Music critics reacted positively to "Kimi ni Aitaku Naru Kara." CDJournal was positive on the song's appearance on Love One. and the greatest hits album Love Collection ~Pink~, with the magazine praising Kenji Hino's production as "gorgeous." Tower Records stated: "The lyric 'Don't be kind to me, I'll miss you...' and the voice that reaches straight to your heart will heal your pain of true heartbreak."

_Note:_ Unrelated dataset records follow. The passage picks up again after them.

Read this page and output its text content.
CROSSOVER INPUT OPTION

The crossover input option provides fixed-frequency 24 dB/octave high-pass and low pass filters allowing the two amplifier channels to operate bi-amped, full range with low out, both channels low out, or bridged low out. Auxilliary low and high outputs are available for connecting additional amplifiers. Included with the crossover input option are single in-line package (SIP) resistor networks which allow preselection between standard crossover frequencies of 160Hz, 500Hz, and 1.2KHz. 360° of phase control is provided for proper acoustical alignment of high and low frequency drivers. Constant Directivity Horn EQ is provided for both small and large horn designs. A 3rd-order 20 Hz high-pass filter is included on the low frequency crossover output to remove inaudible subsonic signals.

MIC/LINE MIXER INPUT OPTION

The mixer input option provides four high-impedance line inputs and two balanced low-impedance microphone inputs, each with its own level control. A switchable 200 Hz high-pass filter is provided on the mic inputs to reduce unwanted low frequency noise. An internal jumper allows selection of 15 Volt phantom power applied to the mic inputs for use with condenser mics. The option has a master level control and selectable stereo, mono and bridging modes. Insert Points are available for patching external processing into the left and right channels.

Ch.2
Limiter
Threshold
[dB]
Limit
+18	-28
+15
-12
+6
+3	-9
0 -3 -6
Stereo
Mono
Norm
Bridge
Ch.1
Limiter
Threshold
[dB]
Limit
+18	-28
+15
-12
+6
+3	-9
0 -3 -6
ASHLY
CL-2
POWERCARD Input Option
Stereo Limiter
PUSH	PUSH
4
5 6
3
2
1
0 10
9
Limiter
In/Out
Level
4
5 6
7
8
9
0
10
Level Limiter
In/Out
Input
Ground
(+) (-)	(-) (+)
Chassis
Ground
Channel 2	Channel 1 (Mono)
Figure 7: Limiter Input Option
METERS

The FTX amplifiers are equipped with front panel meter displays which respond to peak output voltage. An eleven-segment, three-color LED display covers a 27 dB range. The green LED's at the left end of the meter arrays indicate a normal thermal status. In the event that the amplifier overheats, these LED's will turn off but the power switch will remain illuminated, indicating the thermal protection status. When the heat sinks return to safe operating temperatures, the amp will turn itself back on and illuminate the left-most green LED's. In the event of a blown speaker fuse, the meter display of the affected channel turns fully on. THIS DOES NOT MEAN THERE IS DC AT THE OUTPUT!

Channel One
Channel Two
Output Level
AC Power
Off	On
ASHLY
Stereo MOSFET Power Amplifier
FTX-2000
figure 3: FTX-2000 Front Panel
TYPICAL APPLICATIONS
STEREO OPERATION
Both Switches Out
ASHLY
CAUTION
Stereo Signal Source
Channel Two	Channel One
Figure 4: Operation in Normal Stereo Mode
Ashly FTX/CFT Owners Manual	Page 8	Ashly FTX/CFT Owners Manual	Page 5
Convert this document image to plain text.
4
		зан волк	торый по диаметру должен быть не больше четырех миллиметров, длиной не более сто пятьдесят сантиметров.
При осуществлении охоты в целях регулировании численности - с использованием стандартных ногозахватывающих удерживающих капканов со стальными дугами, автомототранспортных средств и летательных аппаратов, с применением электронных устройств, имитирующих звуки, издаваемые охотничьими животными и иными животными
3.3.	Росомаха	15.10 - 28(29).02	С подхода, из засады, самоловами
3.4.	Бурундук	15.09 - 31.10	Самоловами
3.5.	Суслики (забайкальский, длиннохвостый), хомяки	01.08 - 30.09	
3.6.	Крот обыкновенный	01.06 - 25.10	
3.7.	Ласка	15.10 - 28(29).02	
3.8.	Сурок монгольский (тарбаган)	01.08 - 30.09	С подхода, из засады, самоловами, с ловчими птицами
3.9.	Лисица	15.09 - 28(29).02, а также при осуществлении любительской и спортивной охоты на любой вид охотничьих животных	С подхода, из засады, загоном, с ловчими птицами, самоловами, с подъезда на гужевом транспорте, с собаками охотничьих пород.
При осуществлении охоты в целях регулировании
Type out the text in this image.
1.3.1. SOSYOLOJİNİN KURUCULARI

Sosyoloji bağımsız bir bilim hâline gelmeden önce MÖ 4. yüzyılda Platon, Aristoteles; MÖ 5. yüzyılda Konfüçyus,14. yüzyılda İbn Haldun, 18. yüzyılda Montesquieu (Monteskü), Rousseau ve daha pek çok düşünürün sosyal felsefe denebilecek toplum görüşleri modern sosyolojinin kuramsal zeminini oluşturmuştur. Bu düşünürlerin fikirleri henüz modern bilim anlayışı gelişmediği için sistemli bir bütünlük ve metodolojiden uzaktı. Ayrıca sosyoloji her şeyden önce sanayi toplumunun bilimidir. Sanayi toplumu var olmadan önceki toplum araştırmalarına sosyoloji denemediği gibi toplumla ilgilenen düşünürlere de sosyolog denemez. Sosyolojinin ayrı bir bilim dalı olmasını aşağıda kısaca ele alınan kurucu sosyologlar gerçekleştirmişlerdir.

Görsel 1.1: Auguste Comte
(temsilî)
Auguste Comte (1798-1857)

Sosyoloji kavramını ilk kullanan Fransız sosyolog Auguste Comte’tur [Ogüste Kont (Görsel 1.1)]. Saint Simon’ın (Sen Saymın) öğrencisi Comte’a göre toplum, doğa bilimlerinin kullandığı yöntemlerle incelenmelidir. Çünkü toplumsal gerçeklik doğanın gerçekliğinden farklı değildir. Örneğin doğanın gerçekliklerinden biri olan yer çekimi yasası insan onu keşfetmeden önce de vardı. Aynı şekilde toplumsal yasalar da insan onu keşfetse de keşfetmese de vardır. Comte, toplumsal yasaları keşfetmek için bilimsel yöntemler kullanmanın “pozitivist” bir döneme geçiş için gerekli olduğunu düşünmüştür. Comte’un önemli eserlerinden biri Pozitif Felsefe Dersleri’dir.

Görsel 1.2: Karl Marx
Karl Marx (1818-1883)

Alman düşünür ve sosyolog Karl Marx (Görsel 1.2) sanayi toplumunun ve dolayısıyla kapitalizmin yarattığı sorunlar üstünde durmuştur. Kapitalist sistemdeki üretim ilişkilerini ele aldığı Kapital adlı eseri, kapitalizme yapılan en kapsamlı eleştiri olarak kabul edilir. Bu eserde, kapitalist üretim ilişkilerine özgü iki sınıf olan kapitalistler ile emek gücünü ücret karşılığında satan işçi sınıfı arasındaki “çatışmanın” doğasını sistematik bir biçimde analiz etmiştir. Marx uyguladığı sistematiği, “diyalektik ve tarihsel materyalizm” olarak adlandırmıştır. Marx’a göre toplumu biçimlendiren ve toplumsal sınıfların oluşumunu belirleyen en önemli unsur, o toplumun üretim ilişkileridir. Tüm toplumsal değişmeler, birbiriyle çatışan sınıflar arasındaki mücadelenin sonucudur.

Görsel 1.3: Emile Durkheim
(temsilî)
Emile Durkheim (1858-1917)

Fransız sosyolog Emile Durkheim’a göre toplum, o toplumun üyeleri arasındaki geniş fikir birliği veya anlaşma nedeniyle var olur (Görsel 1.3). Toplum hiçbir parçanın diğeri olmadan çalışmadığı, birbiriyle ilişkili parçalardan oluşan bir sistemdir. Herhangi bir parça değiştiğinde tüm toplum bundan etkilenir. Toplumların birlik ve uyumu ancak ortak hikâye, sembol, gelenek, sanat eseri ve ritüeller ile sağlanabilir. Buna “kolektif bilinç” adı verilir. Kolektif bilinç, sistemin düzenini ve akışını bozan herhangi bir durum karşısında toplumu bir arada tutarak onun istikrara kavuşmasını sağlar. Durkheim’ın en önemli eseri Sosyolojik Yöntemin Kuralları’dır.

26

==Commercial performance==
The song debuted at number nineteen on the Oricon Singles Chart, selling 5,222 units in its first week. This became Nishino's first single to crack the top twenty on Oricon. It continued to rank for a total of eight weeks, selling 12,412 physical copies in total. Digitally, "Kimi ni Aitaku Naru Kara" was a success in Japan, becoming her biggest-selling single to that point. The digital version of the single debuted at number 5 on the RIAJ Digital Track Chart. The single also reached number seven on the Billboard Japan Hot 100, becoming her first song to peak in the top ten of that chart. "Kimi ni Aitaku Naru Kara" was eventually certified double platinum by the Recording Industry Association of Japan (RIAJ) for both ringtone and full-length downloads of over 500,000 copies.

==Track listing==

| No. | Title | Lyrics | Music | Arranger(s) | Length |
|---|---|---|---|---|---|
| 1. | "Kimi ni Aitaku Naru Kara" | Kana Nishino, Kanako Kato | Kana Nishino, Jeff Miyahara, Kenji "JINO" Hino | Jeff Miyahara, Kenji "JINO" Hino | 4:05 |
| 2. | "Shitsuren Mode feat. WISE" | Kana Nishino, WISE | Skate Sonic EXP* | Skate Sonic EXP* | 5:28 |
| 3. | "Again" | Kana Nishino | Oliva Nervo, Mariam Nervo, Mathias Wollo, Henrik Korpi | SiZK | 3:37 |

==Charts==

| Chart (2009) | Peak position |
|---|---|
| Japan Weekly Chart (Oricon) | 19 |
| Japan Hot 100 (Billboard) | 7 |
| RIAJ Digital Track Chart) | 5 |
| Top Singles Sales (Billboard Japan) | 19 |

==Certification==

| Region | Certification | Certified units/sales |
| Japan (RIAJ) Ringtone | 2× Platinum | 500,000^{*} |
| Japan (RIAJ) Digital single | 2× Platinum | 500,000^{*} |
^{*} Sales figures based on certification alone.